T. J. Baas^*,2, R. N. Goodwin, L. L. Christian^*, R. K. Johnson, O. W. Robison, J. W. Mabry^*, K. Clark^¶, M. Tokach^#, S. Henry^** and P. J. Berger^*

^* Dept. of Animal Science, Iowa State University, Ames 50011; and National Pork Board, Des Moines, IA 50306; and Dept. of Animal Sciences, University of Nebraska, Lincoln 68583; and Dept. of Animal Science, North Carolina State University, Raleigh 27695; and ^¶ Dept. of Veterinary Clinical Sciences, Purdue University, West Lafayette, IN 47907; and ^# Dept. of Animal Science, Kansas State University, Manhattan, 66502; and and ^** Abilene, KS 67410

	Abstract

Top Abstract Introduction Materials and Methods Results and Discussion Implications Appendix Literature Cited

 
The purpose of this article is to describe a program for evaluation of seedstock populations in the swine industry. Differences among seedstock populations for economically important traits must be identified in order for pork producers to efficiently use available genetic resources. National genetic evaluation programs have the potential to identify the important differences among populations and to increase the rate of genetic improvement in a population. Program results provide performance benchmarks that stimulate testing and selection procedures by seedstock suppliers that further increase the rate of genetic improvement. A Terminal Sire Line Genetic Evaluation Program was designed and conducted in the United States by the National Pork Producers Council (Des Moines, IA) to compare seedstock populations for use in crossbreeding systems. High levels of statistical accuracy for program results were established; the ability to detect differences of 0.25 SD per trait, a power of test of 75%, and a 5% significance level were selected. Pure breeds and breeding company sire lines were nominated for the program. Semen was collected from nominated boars and distributed to cooperating commercial producers during eight 1-wk breeding periods. Pigs were produced in 136 commercial herds and transported to testing facilities at 8 to 23 d of age. Nine of the 11 sire lines originally entered in the program completed the sampling requirements for statistical analysis. High levels of statistical accuracy and a large, representative sample of boars with restrictions on genetic relationships ensured that the program results included unbiased, highly accurate sire line data for growth, carcass, meat quality, and eating quality traits of economic importance. This program has shown commercial producers that they have several choices of sire lines for changing their crossbreeding programs in desired trait areas. Commercial product evaluation must be an ongoing process, and this program serves as a model for future testing and evaluation of diverse genetic seedstock populations.

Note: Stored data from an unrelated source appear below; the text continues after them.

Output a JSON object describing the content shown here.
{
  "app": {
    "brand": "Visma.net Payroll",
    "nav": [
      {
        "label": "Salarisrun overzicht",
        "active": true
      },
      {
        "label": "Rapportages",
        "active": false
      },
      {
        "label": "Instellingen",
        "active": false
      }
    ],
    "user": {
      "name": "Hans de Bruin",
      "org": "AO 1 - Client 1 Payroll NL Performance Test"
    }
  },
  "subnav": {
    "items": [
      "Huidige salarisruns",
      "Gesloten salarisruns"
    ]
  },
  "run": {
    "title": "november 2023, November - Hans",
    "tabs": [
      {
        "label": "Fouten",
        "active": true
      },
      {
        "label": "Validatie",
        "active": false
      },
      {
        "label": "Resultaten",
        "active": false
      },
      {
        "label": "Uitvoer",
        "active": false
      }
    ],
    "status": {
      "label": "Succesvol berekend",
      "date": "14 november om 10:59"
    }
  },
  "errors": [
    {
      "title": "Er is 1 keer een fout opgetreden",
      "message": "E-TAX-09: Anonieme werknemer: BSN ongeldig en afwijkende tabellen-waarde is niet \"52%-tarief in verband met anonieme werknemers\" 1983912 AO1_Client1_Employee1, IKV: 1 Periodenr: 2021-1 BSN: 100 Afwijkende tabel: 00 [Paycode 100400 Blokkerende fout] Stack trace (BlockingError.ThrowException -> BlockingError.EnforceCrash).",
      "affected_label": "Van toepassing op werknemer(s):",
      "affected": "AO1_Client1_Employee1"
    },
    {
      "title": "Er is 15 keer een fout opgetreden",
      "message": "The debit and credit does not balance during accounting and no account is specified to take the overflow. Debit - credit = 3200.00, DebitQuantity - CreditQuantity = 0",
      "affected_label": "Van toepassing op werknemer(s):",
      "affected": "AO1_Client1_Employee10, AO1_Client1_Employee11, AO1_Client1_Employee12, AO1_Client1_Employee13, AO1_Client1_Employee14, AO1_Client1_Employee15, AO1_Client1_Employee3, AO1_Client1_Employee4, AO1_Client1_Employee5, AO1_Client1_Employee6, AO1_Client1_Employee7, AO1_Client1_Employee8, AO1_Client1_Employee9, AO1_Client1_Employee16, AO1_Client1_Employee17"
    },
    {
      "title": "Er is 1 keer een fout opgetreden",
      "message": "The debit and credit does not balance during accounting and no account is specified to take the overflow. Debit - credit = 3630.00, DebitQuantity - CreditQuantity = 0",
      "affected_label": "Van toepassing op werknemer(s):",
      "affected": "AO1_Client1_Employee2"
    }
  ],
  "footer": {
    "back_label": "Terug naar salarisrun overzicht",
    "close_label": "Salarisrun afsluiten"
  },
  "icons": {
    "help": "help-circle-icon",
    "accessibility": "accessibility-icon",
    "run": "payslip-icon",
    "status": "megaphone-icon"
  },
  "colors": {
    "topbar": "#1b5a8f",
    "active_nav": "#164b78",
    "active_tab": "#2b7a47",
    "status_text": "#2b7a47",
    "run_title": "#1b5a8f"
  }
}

Key Words: Animal Genetic Resources • Design • Genetic Variation • Standards • Swine

	Introduction

Top Abstract Introduction Materials and Methods Results and Discussion Implications Appendix Literature Cited

 
In order for pork producers to use available genetic resources efficiently, differences among seedstock populations for economically important traits must be identified. A national genetic evaluation program would identify the important differences among populations and increase the rate of genetic improvement. Commercial producers could increase the use of the superior lines, and the mean performance of the industry would be improved. Program results provide performance benchmarks that stimulate testing and selection procedures by seedstock suppliers, which further increase the rate of genetic improvement.

Many of the breed evaluations and crossbreeding experiments that have been reported were conducted 20 to 30 yr ago (Johnson and Omtvedt, 1973; Johnson, 1981; Wilson and Johnson, 1981). These experiments compared only the largest purebred populations, and few included breeding company lines. Few production traits were evaluated extensively, and meat and eating quality traits were generally not included. Because selection objectives and populations change genetically over time, data from past research may not accurately reflect present-day differences.

Although some data on breeds and lines are available from private production recording systems, these data are not adequate to compare seedstock populations. These programs do not require any sampling of lines and breeds and do not require a uniform test environment to ensure unbiased genetic comparisons. Comparison of these records could easily result in genetic differences that are confounded with environmental effects.

The Terminal Sire Line Genetic Evaluation Program was designed and conducted in the United States by the National Pork Producers Council (NPPC; Des Moines, Iowa), to compare seedstock populations for use in terminal crossbreeding systems. This article outlines details of the program and provides information to researchers on potential application to future evaluations.

	Materials and Methods

Top Abstract Introduction Materials and Methods Results and Discussion Implications Appendix Literature Cited

 
Terminal Sire Line Genetic Evaluation Program Development and Rationale

Producer leadership within the NPPC appointed a Genetic Evaluation Task Force of six producers and six geneticists in 1990. The mission of this task force was to "evaluate the commercial pork producer’s needs for genetic information and design comprehensive evaluation programs to provide sound information to the commercial pork industry" (NPPC, 1991). This task force had many public meetings to gather industry comments and design scientifically sound programs for producer goals.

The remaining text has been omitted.